Maybe it sucks what happened to Greenberg, but he lost a power struggle with Nolan Ryan and Jon Daniels. He also publicly got in a spat with the Yankees President Randy Levine, so there was that also.

On the field it was their messing with Michael Young again.

I hate to go with the "he makes a ton of money" argument so quickly, but Michael Young makes $16 million per year. He is well-paid and has been asked to play different positions throughout his career. Inconvenient? Yes. Messing with him? No.

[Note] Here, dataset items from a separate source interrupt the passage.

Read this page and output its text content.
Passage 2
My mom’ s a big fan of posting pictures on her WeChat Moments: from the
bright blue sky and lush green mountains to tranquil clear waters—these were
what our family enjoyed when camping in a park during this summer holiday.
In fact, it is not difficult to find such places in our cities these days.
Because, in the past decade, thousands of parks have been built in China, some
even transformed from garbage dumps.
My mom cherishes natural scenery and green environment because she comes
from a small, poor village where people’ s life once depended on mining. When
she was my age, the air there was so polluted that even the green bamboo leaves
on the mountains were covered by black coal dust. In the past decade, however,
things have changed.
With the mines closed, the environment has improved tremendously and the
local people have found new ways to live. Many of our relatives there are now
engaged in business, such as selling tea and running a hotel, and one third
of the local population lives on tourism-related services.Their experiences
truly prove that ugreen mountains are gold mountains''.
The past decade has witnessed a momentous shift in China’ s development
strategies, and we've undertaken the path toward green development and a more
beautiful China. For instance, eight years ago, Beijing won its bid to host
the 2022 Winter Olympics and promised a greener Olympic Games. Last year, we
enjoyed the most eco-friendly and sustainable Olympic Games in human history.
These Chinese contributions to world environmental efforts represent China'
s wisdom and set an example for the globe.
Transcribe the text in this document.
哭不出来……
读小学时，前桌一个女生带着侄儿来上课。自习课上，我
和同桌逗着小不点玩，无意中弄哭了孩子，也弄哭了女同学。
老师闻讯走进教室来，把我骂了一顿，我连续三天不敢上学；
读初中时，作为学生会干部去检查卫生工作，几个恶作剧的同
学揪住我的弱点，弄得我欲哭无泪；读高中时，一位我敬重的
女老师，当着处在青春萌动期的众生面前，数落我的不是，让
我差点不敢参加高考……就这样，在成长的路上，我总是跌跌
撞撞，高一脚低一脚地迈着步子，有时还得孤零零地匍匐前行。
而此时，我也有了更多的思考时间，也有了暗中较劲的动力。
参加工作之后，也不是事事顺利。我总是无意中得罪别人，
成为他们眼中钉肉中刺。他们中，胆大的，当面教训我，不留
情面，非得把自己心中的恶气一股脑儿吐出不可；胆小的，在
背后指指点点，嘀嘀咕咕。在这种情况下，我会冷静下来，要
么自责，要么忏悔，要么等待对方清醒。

Young isn't the only quality baseball player being asked to move positions for the sake of the team. He acts like the Rangers are asking him to voluntarily decrease his salary and become only a pinch-hitter. For God's sake, Chipper Jones got moved to left field because the Braves had signed Vinny Castilla to play third base. Alex Rodriguez moved to third base when he was traded to the Yankees. Kevin Youkilis moves from first base to third base (and back) on what seems like a yearly basis. Players have to move positions from time-to-time. It happens. I can probably think of other examples as well. My point is players are asked to move positions and they don't demand a trade as a result of this happening.

Young was the Texas designated hitter in the first two games of the season, and he produced 1 hit in 10 times at bat.

Clearly, his hitting was affected by his inability to get an opportunity to field a position in a below-average manner. Yes, Michael Young does have a Gold Glove from 2008, but I don't need to tell you intelligent readers this is probably the first indication he is a below-average fielder.

So Murray's argument that Michael Young isn't hitting as well because he isn't getting a chance to play the field is an argument I don't buy. Adrian Beltre is an upgrade at third base and he makes the Rangers a better I would think Michael Young would do what it takes to help the team. You know, assuming he wasn't overly concerned about only himself in this situation.

The Rangers can only hope they have not made a grievous mistake with their most consistent, most productive hitter over the last decade.

I don't dislike Michael Young (cue insults of Michael Young beginning), but he isn't an elite player. Aaron Gleeman covers it exceptionally well here. Michael Young is not a bad baseball player, but he gets paid like a superstar that he clearly isn't. Any hitting value he has to another team in a trade is offset by the fact he costs a lot of money. He has had some good and great years, but if it weren't for the fact he was the Rangers' best player when they weren't very good then he wouldn't be making the kind of money he is making. He is 34 years old and the Rangers essentially paid him a ton of money for being the face of the franchise and a consistent hitter when they needed one.

Productivity in the past doesn't mean Michael Young should be able to get his way to the detriment of the team in the future. I do have sympathy for Young being asked to switch positions, but he isn't the first player to ever be forced to switch positions and every single switch he has made has improved the Rangers. He moved to second base for Alfonso Soriano, then he moved to third base for Elvis Andrus and then the Rangers moved him to DH (and now it appears he will play some first base) for Adrian Beltre. What makes him valuable is his ability to play these positions. I know it is frustrating for him, but players are asked to change positions at times.

Once again, for the third time in his solid career, the Rangers moved Young. Only this time they moved him off the field.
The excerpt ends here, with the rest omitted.